78634 – [7 Regression] 30% performance drop after r242832.

Bug 78634 - [7 Regression] 30% performance drop after r242832.

Summary: [7 Regression] 30% performance drop after r242832.

Status:	RESOLVED FIXED

Alias:	None

Product:	gcc
Classification:	Unclassified
Component:	rtl-optimization (show other bugs)
Version:	7.0

Importance:	P2 normal
Target Milestone:	7.0
Assignee:	Not yet assigned to anyone

URL:
Keywords:	missed-optimization

Depends on:
Blocks:

Reported:	2016-12-01 14:49 UTC by Yuri Rumyantsev
Modified:	2017-02-06 13:55 UTC (History)
CC List:	3 users (show)

See Also:
Host:
Target:	i?86--
Build:
Known to work:
Known to fail:
Last reconfirmed:

Attachments
test-case to reproduce (2.99 KB, text/x-csrc) 2016-12-01 14:49 UTC, Yuri Rumyantsev	Details
View All Add an attachment (proposed patch, testcase, etc.)

Note You need to log in before you can comment on or make changes to this bug.

Description Yuri Rumyantsev 2016-12-01 14:49:06 UTC

Created attachment 40215 [details]
test-case to reproduce

We noticed a huge performance regression on x86 for one important benchmark (the reproduced for which is attached). It is caused by additional if-conversion which can be seen in ce2 dump:
IF-THEN-ELSE-JOIN block found, pass 1, test 12, then 13, else 14, join 15
scanning new insn with uid = 163.
scanning new insn with uid = 164.
scanning new insn with uid = 165.
scanning new insn with uid = 166.
scanning new insn with uid = 167.
scanning new insn with uid = 168.
scanning new insn with uid = 169.
if-conversion succeeded through noce_try_cmove_arith
deleting insn with uid = 85.
deleting block 14
Removing jump 78.
deleting insn with uid = 78.
deleting insn with uid = 80.
deleting block 13
Merging block 15 into block 12...
changing bb of uid 87
changing bb of uid 88
  from 15 to 12
changing bb of uid 89
  from 15 to 12
Merged blocks 12 and 15.
Conversion succeeded on pass 1.

On AVX2 machine we see:

time ./test1.1124.exe   // build by compiler before r242832.                           
 
real    0m0.577s
user    0m0.575s
sys     0m0.002s
time ./test1.1125.exe  // build by compiler after r242832.                           
 
real    0m0.888s
user    0m0.886s
sys     0m0.001s

It is sufficient to compile it with -Ofast option to reproduce on x86.

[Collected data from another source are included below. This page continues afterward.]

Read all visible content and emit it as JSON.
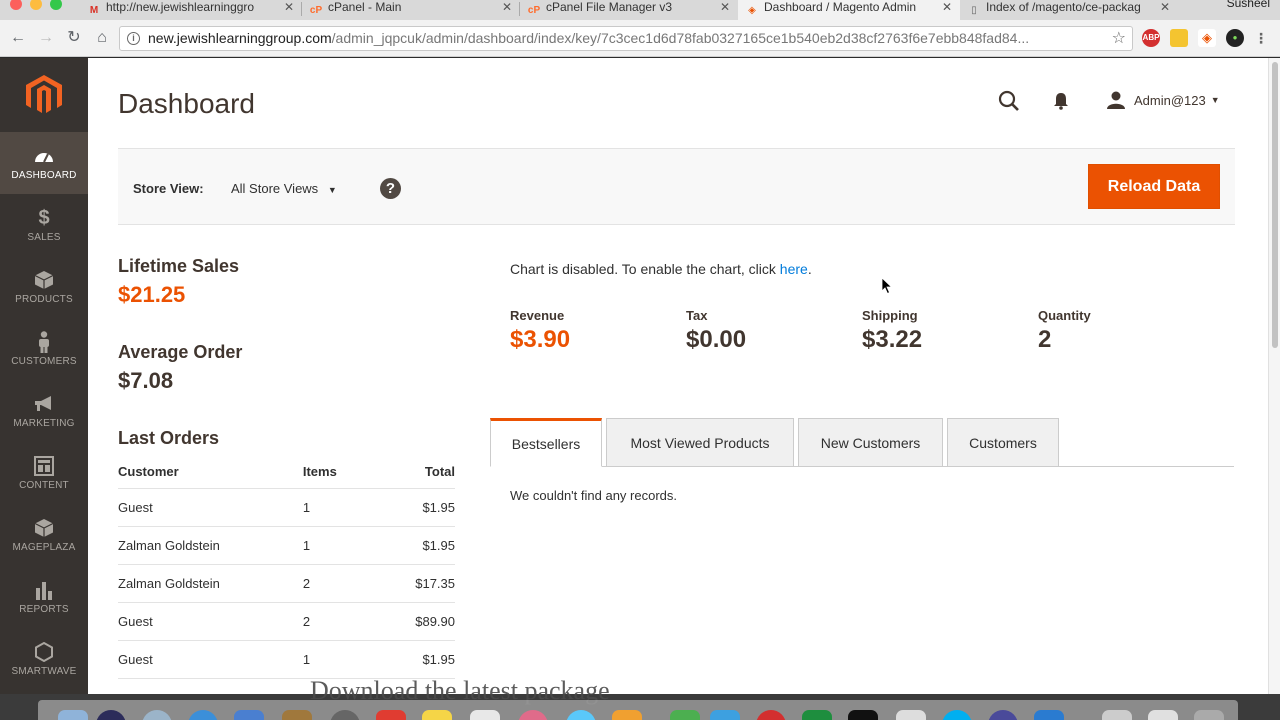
{
  "browser": {
    "tabs": [
      {
        "title": "http://new.jewishlearninggro",
        "favicon": "gmail-icon",
        "color": "#d93025"
      },
      {
        "title": "cPanel - Main",
        "favicon": "cpanel-icon",
        "color": "#ff6c2c"
      },
      {
        "title": "cPanel File Manager v3",
        "favicon": "cpanel-icon",
        "color": "#ff6c2c"
      },
      {
        "title": "Dashboard / Magento Admin",
        "favicon": "magento-icon",
        "color": "#eb5202",
        "active": true
      },
      {
        "title": "Index of /magento/ce-packag",
        "favicon": "document-icon",
        "color": "#666666"
      }
    ],
    "profile": "Susheel",
    "url_host": "new.jewishlearninggroup.com",
    "url_path": "/admin_jqpcuk/admin/dashboard/index/key/7c3cec1d6d78fab0327165ce1b540eb2d38cf2763f6e7ebb848fad84..."
  },
  "sidebar": {
    "items": [
      {
        "label": "DASHBOARD",
        "icon": "dashboard-icon",
        "active": true
      },
      {
        "label": "SALES",
        "icon": "dollar-icon"
      },
      {
        "label": "PRODUCTS",
        "icon": "cube-icon"
      },
      {
        "label": "CUSTOMERS",
        "icon": "person-icon"
      },
      {
        "label": "MARKETING",
        "icon": "megaphone-icon"
      },
      {
        "label": "CONTENT",
        "icon": "layout-icon"
      },
      {
        "label": "MAGEPLAZA",
        "icon": "cube-icon"
      },
      {
        "label": "REPORTS",
        "icon": "bar-chart-icon"
      },
      {
        "label": "SMARTWAVE",
        "icon": "hexagon-icon"
      }
    ]
  },
  "header": {
    "title": "Dashboard",
    "user": "Admin@123"
  },
  "store": {
    "label": "Store View:",
    "value": "All Store Views",
    "reload_label": "Reload Data"
  },
  "stats": {
    "lifetime_label": "Lifetime Sales",
    "lifetime_value": "$21.25",
    "average_label": "Average Order",
    "average_value": "$7.08"
  },
  "orders": {
    "title": "Last Orders",
    "headers": {
      "customer": "Customer",
      "items": "Items",
      "total": "Total"
    },
    "rows": [
      {
        "customer": "Guest",
        "items": "1",
        "total": "$1.95"
      },
      {
        "customer": "Zalman Goldstein",
        "items": "1",
        "total": "$1.95"
      },
      {
        "customer": "Zalman Goldstein",
        "items": "2",
        "total": "$17.35"
      },
      {
        "customer": "Guest",
        "items": "2",
        "total": "$89.90"
      },
      {
        "customer": "Guest",
        "items": "1",
        "total": "$1.95"
      }
    ]
  },
  "chart": {
    "message": "Chart is disabled. To enable the chart, click ",
    "link": "here",
    "period": "."
  },
  "totals": [
    {
      "label": "Revenue",
      "value": "$3.90",
      "accent": true
    },
    {
      "label": "Tax",
      "value": "$0.00"
    },
    {
      "label": "Shipping",
      "value": "$3.22"
    },
    {
      "label": "Quantity",
      "value": "2"
    }
  ],
  "tabs": [
    {
      "label": "Bestsellers",
      "active": true
    },
    {
      "label": "Most Viewed Products"
    },
    {
      "label": "New Customers"
    },
    {
      "label": "Customers"
    }
  ],
  "tab_content": "We couldn't find any records.",
  "overlay_text": "Download the latest package",
  "colors": {
    "accent": "#eb5202",
    "sidebar": "#373330",
    "link": "#007bdb"
  }
}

Comment 1 Bernd Schmidt 2017-01-18 12:11:47 UTC

Patch and discussion here.

https://gcc.gnu.org/ml/gcc-patches/2016-12/msg00212.html

Comment 2 Bernd Schmidt 2017-01-23 16:18:05 UTC

Author: bernds
Date: Mon Jan 23 16:17:33 2017
New Revision: 244816

URL: https://gcc.gnu.org/viewcvs?rev=244816&root=gcc&view=rev
Log:
	PR rtl-optimization/78634
	* config/i386/i386.c (ix86_max_noce_ifcvt_seq_cost): New function.
	(TARGET_MAX_NOCE_IFCVT_SEQ_COST): Define.
	* ifcvt.c (noce_try_cmove): Add missing cost check.

testsuite/
	PR rtl-optimization/78634
	* gcc.target/i386/funcspec-11.c: Also pass -mtune=i686.


Modified:
    trunk/gcc/ChangeLog
    trunk/gcc/config/i386/i386.c
    trunk/gcc/ifcvt.c
    trunk/gcc/testsuite/ChangeLog
    trunk/gcc/testsuite/gcc.target/i386/funcspec-11.c

Comment 3 Bernd Schmidt 2017-01-23 16:28:14 UTC

Fixed.

Comment 4 Dominik Vogt 2017-02-03 15:50:53 UTC

This commit has broken a test case on s390x:

FAIL: gcc.target/s390/loc-1.c scan-assembler \tlocgrne\t%r2,%r4

The load-on-condition instruction is no longer used because the branch cost is very low on s390x (1).  Using -mbranch-cost=2 fixes the test failure.

Comment 5 Bernd Schmidt 2017-02-06 12:49:37 UTC

I don't know the machine, but with a branch cost of 1 this seems like it might be expected. Do you think this is a testcase problem or something else?

Comment 6 Dominik Vogt 2017-02-06 13:55:15 UTC

It fails with -march=zEC12 but not with -march=z900.  It seems to be a tuning issue of the branch cost in the backend; a colleague is working on that and will mave a patch at some time in the future.  So, I think you can ignore this, it's something to be dealt with in the backend.